I'm in the biomedical engineering field. I last used ChatGPT-4o months ago and found the answers to be quite terrible, like what I might expect from someone who only watched a youtube video on the topic. Reading it felt uncanny valley in a way that reminded me vaguely of watching a movie scene with cheap green-screen effects — I could feel the lack of substance viscerally. It left a bad impression and, with my slightly Luddite disposition, I largely ignored LLMs for anything but coding since.

I recently needed a good layman explanation for a project and asked Grok 3. I came away genuinely impressed. I asked it to expand on certain points more rigorously and even formulated a few questions that would be appropriate for a graduate level course, and it did all of this so well it even improved my own understanding of some aspects. When I get time, I’ll try to poke and prod to see if I can find gaps or limits, but it has genuinely changed my view of LLMs. Previously, I felt like they were only really good for coding and expected they would hit diminishing returns, but I’m less sure now.

who have asked recent LLMs questions in your area of expertise, how accurate are the responses? What is your field and what models are you using?

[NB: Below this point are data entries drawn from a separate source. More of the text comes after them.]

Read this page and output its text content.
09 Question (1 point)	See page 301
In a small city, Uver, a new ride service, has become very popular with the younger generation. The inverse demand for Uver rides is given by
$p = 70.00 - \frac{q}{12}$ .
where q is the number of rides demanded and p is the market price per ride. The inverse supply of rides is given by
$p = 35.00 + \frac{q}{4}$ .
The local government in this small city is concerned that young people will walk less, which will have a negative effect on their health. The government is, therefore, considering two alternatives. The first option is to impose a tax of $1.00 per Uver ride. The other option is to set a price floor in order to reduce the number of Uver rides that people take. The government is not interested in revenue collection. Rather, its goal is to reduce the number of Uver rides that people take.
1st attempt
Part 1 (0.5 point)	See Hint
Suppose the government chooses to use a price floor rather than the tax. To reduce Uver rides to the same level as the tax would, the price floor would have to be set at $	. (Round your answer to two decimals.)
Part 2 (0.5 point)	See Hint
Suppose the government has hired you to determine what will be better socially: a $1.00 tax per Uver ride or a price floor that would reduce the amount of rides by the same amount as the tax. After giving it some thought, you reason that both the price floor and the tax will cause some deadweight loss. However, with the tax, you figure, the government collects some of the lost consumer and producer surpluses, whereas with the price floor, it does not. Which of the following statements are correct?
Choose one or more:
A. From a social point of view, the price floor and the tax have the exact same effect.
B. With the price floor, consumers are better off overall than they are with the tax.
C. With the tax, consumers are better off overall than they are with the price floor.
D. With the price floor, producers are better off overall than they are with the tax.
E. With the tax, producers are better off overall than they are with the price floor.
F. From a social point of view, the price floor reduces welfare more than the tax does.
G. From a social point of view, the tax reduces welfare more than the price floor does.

For "frontier tasks" in physics/electrical engineering, it's bad. It just doesn't work, even as a search engine.

My most recent request was "Find me patents about the application of concept X at high magnetic field". Should be easy, patents are public by definition. Searching google patents has worked for decades. There's proprietary patent databases with curated keywords. Perfect training data, easy to search.

But all the current reasoning models with web search just give me results at extremely low magnetic field (which is the standard application, there's many patents like that. That's the reason I'm asking an LLM, I don't want to sift through those by hand). So I specify: "Keep in mind that milli tesla and micro tesla are low magnetic fields. Please exclude patents that use those units from your search". I'm already disillusioned, I shouldn't need to do this. A nerdy highschooler would know better. But it doesn't work. It just ignores the request, appologizes, and keeps spitting out patents with those units in the abstract.

Also, I still need to paste every single patent it spits out into my patent database tool, because literally 50% of the results are hallucinated. The patent number is a completely different patent, and the title it prints doesn't exist.

One core weakness of the current models seems to be things that don't exist (as might be the case for the patent I'm looking for). Another example for that is requests like. "I'm using Oscilloscope Y, and I want to change the color of one of the traces on the display. How do I do that?" For my oscilloscope, the answer is "you can't, those traces have their colors hard-coded, fuck color blind people." But the LLM will automatically read the correct manual (good!), link it, and then proceed to hallucinate itself into psychosis. Just flat out invents entire menus and setting dialogs every time I press it harder.

Maybe they would be better if you gave them the complete patent database of your domain. Sometimes this sort of thing works. You would have to use the paid models though.

At least with gemini, it should just use patents.google.com

Also, that would be many, many millions of tokens.